Sielankowe fałszowanie dokumentów przerywa gasnące świato, bohaterowie zostali wykryci. Z ciemności atak przeprowadziła strzyga ze Sturmtruppen. Pod zaciekłymi ciosami potwora na ziemie zwala się Grzegorz, jednak pozostali dwaj bohaterowie radzą sobie wyśmienicie, ścinając łeb ohydztwu. Jose wpada na pomysł, aby użyć amuletu iluzyjnego strzygi, aby ukryć swoją tożsamość, niestety nie udaje mu się. Kolejną próbę uruchomienia iluzji podejmuje ranny artysta, jednakże ma ogromnego pecha i amulet wybucha mu prosto w twarz, tworząc iluzje w jego głowie, ale po szybkim cuceniu rumem przez Reda jego wizja wraca do normy.

Po zdobyciu odpowiedniej ilości mundurów na cały oddział, bohaterowie w końcu są gotowi zacząć infiltracje kancelarii Nieumarłej Rzeszy. Po szybkim przemyśleniu sprawy, dżentelmeni z piratem wchodzą na teren przez budynek starej kancelarii Rzeszy. Mimo małych problemów z wspólnym planem przy wejściu, bohaterowie zostają wpuszczeni przez wartownika do budynku. Zgodnie z wiedzą historyczną Hose, budynek obecnie nie ma żadnego zastosowania i stoi pusty, ale da się z niego wyjść na tereny kancelarii. Po przejrzeniu mapy, która oczywiście nie jest opisana, gracze ruszają do jednego z małych budynków.

Jednak po drodze spotykają przechadzającą się grupę zombie. Dzięki odrobinie dobrego blefu, Grzegorz nakazuje zombie zrobić pompki a następnie posprzątać w jadalni. Korzystając z tego, że mogą dowiedzieć się gdzie jest jadalnia, bohaterowie idą za zombie.  Po odznaczeniu sobie numerku szesnaście na mapie, gracze wracają na poprzednią trasę i trafiają do sali bankietowej.  Oczywiście pustej. Po sprawdzeniu wszystkich pomieszczeń, okazuje się, że za wszystkimi pomieszczeniami znajduje się mały warsztat. Niestety, nie znajdują tu zbyt wiele ciekawych rzeczy.

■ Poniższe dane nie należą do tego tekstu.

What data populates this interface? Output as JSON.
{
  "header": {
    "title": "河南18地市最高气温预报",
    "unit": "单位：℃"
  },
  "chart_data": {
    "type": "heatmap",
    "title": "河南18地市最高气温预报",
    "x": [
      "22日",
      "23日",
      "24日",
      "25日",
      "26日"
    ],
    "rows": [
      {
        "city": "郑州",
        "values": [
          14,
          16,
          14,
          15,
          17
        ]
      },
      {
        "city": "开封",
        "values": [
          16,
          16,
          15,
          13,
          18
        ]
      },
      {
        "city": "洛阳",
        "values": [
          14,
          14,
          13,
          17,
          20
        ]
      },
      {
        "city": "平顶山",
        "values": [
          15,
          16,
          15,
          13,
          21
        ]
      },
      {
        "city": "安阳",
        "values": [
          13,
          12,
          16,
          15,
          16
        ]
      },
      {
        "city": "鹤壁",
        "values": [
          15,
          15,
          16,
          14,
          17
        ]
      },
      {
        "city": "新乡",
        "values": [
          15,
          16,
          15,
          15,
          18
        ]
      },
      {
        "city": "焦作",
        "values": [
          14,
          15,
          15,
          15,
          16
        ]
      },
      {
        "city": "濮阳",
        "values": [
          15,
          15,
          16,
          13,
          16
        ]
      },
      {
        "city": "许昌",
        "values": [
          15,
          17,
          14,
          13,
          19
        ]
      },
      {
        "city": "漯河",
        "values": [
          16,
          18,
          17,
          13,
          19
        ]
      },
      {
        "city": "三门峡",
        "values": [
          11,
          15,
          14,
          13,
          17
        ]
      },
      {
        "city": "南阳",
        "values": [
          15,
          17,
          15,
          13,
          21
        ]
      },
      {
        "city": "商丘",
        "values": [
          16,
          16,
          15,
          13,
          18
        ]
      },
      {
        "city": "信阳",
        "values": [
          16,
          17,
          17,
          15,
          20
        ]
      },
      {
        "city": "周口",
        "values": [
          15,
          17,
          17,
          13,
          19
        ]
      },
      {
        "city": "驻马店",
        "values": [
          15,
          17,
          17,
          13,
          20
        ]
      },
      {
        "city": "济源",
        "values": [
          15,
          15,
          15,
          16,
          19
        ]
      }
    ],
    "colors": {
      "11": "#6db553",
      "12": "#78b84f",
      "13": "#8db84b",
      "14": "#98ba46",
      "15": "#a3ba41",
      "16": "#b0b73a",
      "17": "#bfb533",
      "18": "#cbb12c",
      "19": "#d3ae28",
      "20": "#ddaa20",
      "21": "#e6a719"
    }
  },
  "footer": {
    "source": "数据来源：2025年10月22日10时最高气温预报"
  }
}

Po dłuższej chwili bezcelowej eksploracji, drużyna trafia na budynek, w którym mieszkają żywi ludzie. I ku ich szczęściu, sami naukowcy. Niestety nie znajdują w budynku samego Von Klopa, ale po małym zastraszeniu jeden z naukowców prowadzi ich do tajnego laboratorium szalonego naukowca (nie mylić z wściekłym naukowcem). Mimo puszczenia zastraszonego naukowca wolno, nikt nie przeszkadza bohaterom w zagłębianiu się w pracę naukową Von Klopa. Dzięki zapiskom gracze dowiadują się, że Von Klop jest demonologiem, który znalazł sposób, aby uratować Ven Reira dzięki paktowi z demonem. Oczywiście ceną za uratowanie Ven Reira jest dawno zapomniana córka Gubernatora. Problem w tym, że pakt został już zawarty i demon może córkę odebrać z dowolnego czasu i przestrzeni. Dzięki zapiskom Von Klopa poznają wszystkie potrzebne rzeczy, aby przywołać demona, nie wiedzą niestety, jakiego. Ciekawą informacją jest to, że cała historia z Ven Reirem jest tylko przykrywką, aby przejąć władze nad mocami demona, niestety nie wiadomo jak. Wyposażeni w tą wiedzę, gracze postanawiają się udać do podziemnego bunkra, gdzie niemal na pewno będzie Von Klop.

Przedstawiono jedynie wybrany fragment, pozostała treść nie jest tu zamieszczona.